Sunday, November 05, 2006

Two In One Day

Oh man! I say in a whine. I had just written the below post when all of a sudden I spot this. Two great stories in one day.

The gyst of the story is this... Helium is mined from just a small handful of pockets trapped under ground. Despite our fascination with frittering it away in party decorations and the most transient of childrens toys, helium is in fact a depleting resource. It is so rare and expensive in other parts of the world that in scientific research or medical diagnostics it's cheaper to bring the patient or sample to the US then it is to carry out facilities in Europe or Asia.
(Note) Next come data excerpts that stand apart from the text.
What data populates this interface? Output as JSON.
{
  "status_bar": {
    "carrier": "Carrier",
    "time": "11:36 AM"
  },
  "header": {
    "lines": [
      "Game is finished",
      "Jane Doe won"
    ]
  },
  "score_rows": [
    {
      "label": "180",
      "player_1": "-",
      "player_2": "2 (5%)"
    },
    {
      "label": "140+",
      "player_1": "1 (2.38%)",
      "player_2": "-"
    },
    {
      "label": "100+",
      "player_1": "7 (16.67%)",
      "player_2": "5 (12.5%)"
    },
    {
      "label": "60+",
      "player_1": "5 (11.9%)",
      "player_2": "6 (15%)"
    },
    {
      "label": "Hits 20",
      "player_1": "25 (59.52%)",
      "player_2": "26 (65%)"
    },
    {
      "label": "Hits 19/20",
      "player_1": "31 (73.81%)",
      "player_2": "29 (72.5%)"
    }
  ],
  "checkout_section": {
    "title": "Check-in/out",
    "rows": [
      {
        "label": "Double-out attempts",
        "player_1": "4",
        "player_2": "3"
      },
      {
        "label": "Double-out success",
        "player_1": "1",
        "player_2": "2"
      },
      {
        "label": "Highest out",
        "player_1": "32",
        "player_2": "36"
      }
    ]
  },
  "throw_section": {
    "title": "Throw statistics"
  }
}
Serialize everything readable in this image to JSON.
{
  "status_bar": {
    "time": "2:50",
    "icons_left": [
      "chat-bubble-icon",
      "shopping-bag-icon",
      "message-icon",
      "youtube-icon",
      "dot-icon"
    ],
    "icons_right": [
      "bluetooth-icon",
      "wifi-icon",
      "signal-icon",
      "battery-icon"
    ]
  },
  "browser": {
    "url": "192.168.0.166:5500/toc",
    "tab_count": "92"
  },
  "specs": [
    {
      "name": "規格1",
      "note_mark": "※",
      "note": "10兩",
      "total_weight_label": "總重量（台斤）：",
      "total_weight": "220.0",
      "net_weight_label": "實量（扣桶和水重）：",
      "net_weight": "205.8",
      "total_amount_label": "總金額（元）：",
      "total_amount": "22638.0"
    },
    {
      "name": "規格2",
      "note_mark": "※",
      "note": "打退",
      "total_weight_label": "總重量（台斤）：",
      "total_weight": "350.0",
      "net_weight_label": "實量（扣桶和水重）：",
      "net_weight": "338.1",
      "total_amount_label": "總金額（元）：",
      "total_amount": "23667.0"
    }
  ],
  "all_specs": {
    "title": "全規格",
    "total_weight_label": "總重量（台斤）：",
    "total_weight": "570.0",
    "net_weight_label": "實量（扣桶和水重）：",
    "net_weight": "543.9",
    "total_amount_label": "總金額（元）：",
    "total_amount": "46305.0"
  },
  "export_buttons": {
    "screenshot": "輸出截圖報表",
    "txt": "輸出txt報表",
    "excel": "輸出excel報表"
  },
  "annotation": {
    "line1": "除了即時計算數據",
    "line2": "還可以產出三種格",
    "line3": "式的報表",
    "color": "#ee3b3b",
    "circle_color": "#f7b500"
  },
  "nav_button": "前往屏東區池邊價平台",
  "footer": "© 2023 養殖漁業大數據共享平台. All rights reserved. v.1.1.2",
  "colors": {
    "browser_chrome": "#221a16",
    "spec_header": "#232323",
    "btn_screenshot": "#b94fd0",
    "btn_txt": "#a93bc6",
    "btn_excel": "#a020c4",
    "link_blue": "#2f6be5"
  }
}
There is no NMR Spectroscopy in Europe, at least not the way it is here. In research we use it to super cool certain items, an NMR magnet, a radio reciever for astronomy or microwave communications (it improves signal to noise ratios for very faint signals).

Why is helium so rare? It's so light and bouyant in the Earths atmosphere that it will eventually float off into space. Once it gets released into the air it's effectively gone. Trapped helium in deep helium wells are the only source.
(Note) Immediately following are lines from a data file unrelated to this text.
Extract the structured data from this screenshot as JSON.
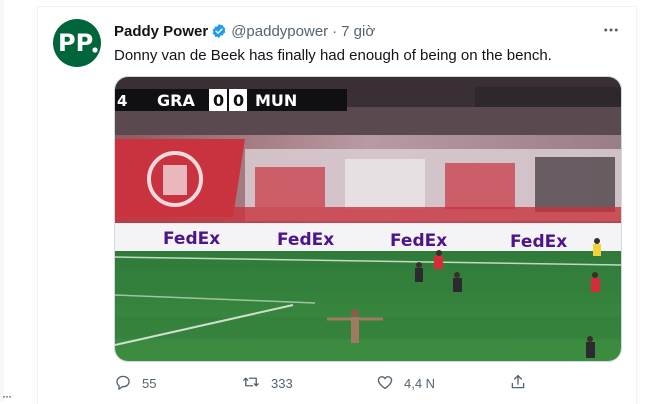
{
  "tweet": {
    "avatar_text": "PP",
    "display_name": "Paddy Power",
    "handle": "@paddypower",
    "separator": "·",
    "time": "7 giờ",
    "text": "Donny van de Beek has finally had enough of being on the bench.",
    "icons": [
      "verified-badge-icon",
      "more-icon",
      "reply-icon",
      "retweet-icon",
      "like-icon",
      "share-icon"
    ]
  },
  "scoreboard": {
    "left_fragment": "4",
    "home": "GRA",
    "home_score": "0",
    "away_score": "0",
    "away": "MUN"
  },
  "stadium": {
    "ad_text": "FedEx"
  },
  "actions": {
    "replies": "55",
    "retweets": "333",
    "likes": "4,4 N"
  },
  "colors": {
    "accent_blue": "#1d9bf0",
    "secondary_text": "#536471",
    "brand_green": "#00653b"
  }
}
Enjoy your balloons while you can. Eventually they'll be nothing more then a memory. OK maybe we'll use hydrogen. Damn won't that be fun.
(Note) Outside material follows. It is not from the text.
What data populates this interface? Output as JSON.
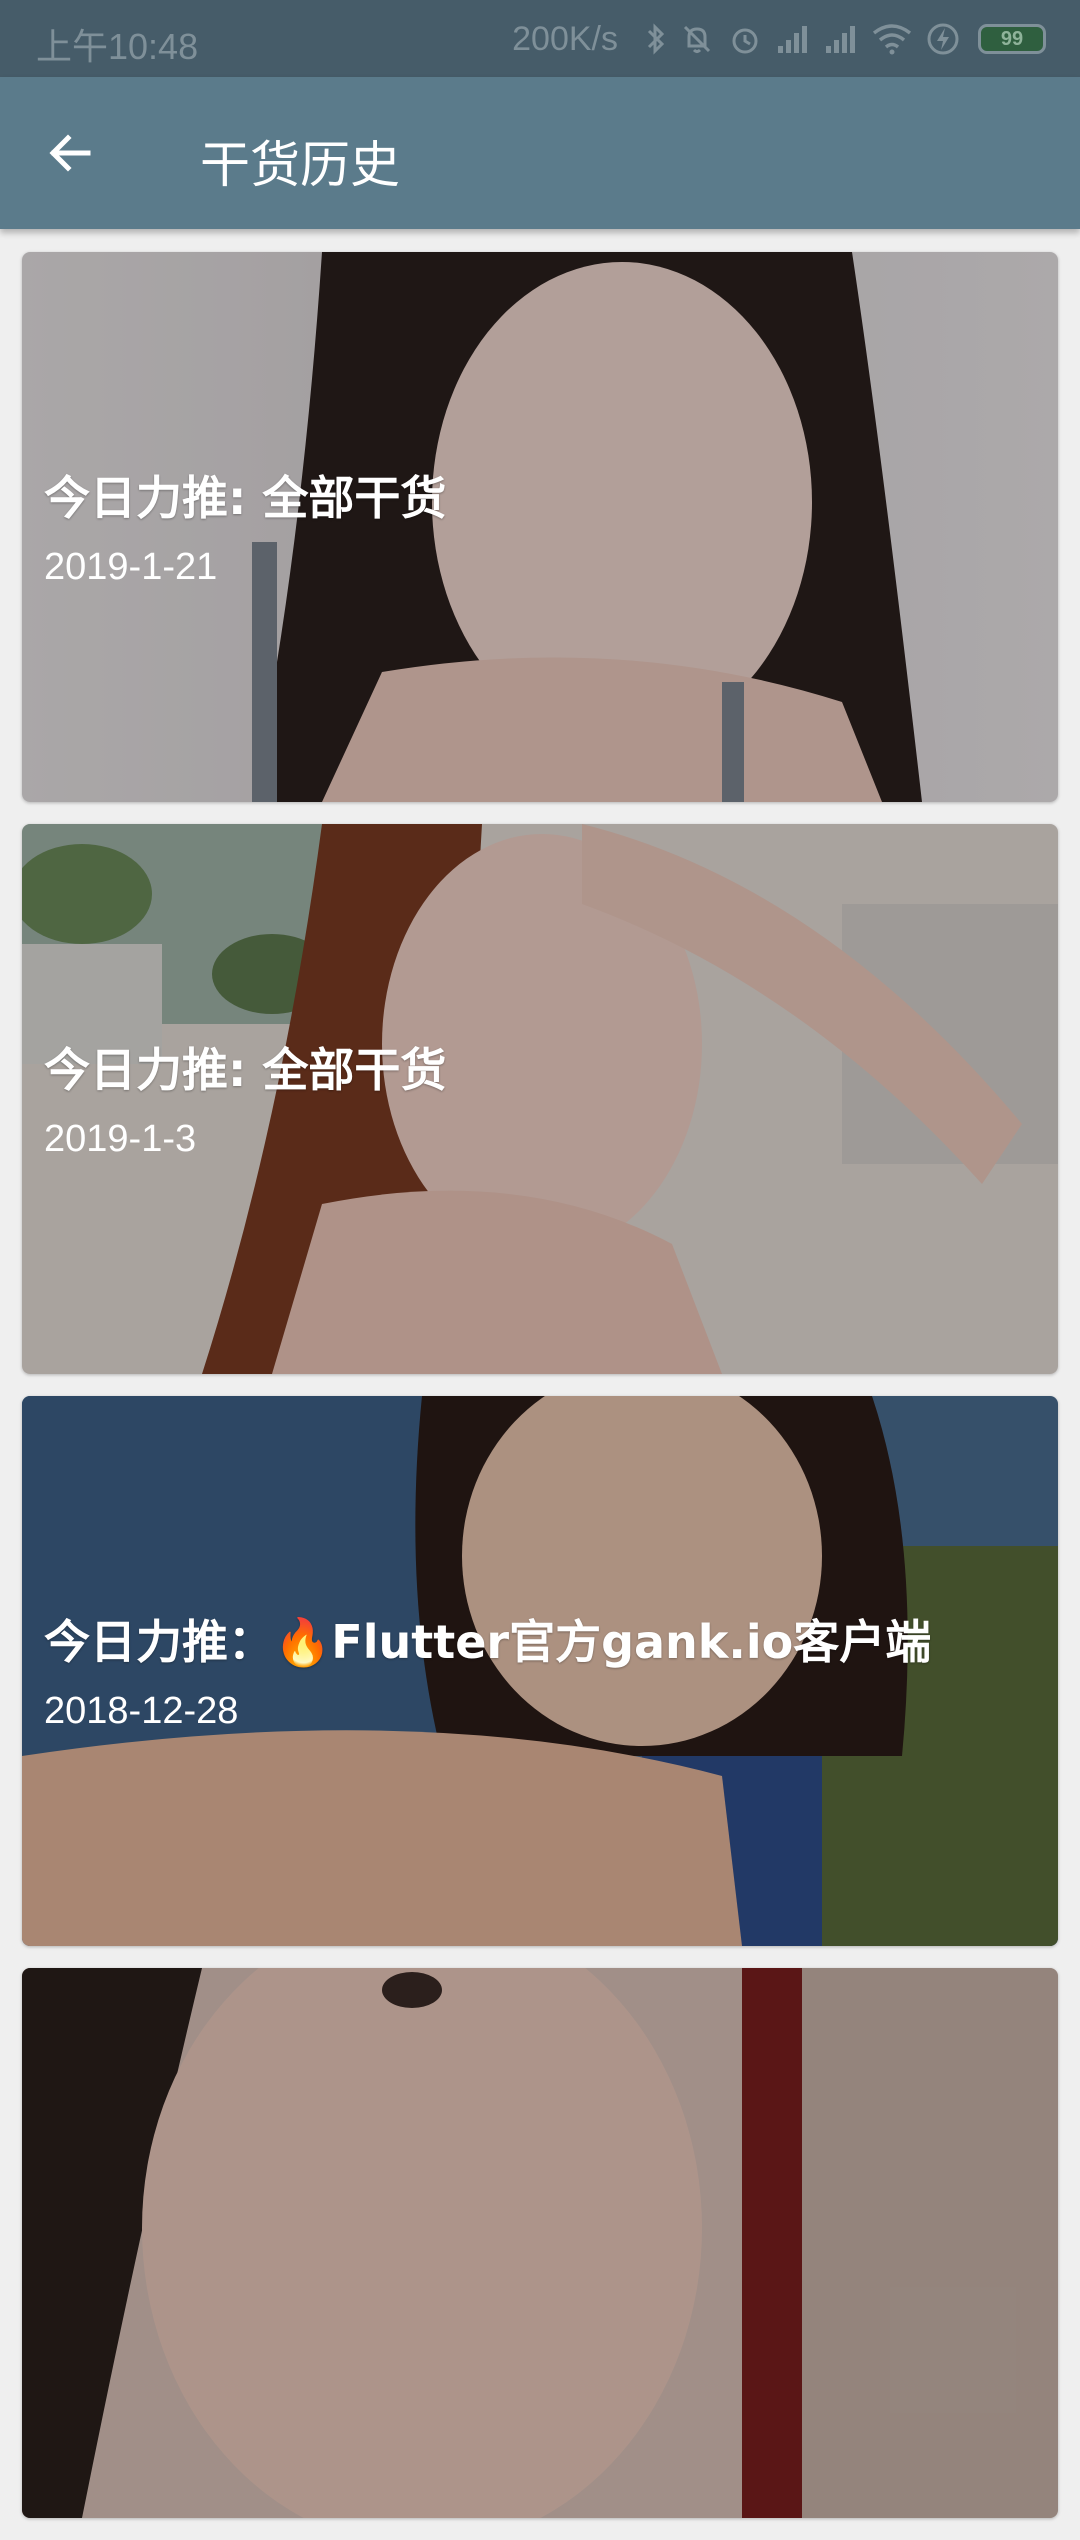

Personally I think the way the scientific community deals with the depletion of the helium stock will be a pretty good meter for how the rest of the world will deal with 'Peak Oil'.

5 Comments:

Blogger Kevin Wolf said...

I admit this was complete news to me. I had no idea - I don't think I've ever run across anything that mentioned this.

You're probably right about the situation being a dry run for peak oil and how we deal with the loss of an important resource.

BTW, Bob Park of the U of Maryland, who is mentioned in the article, does an excellent column every Friday on science and psuedo-science issues...

Nov 6, 2006, 4:02:00 PM  
Blogger Dean ASC said...

Where?

Nov 6, 2006, 7:15:00 PM  
Blogger Dean ASC said...

I actually knew about this when I first started to study NMR Spectroscopy at Salem State. We would go through about 3 tanks of helium and between 6 and 8 tanks of nitrogen to slow the loss of helium. (I mean the big rolling ones not those bottles) I knew they would eventually run out.

Nov 6, 2006, 7:18:00 PM  
Blogger RicketyFunk said...

I can't wait till there's a clip on AFV of a bunch of H baloons going off when Grandma goes to blow out the candles on her cake.

What I wan't to ask, for reals, is, "Isn't there a way to create more Helium? Or would it be like making tiles out of rubber tires? Sure you're recycling, but the new tiles at the Home despot cost three times less."

Nov 9, 2006, 12:45:00 AM  
Blogger Dean ASC said...

The only way to make more helium is either to wait for radioactive decay (which is where most of the helium we have came from over billions of years) or through fusion which requires so much energy that it wouldn't be worth it. Helium is the noblest of noble gasses. It's so unreactive that it doesn't even have a freezing point. It's not like acetyline that we can get by dropping a rock into water. There's nothing that it combines with that we can strip it off of.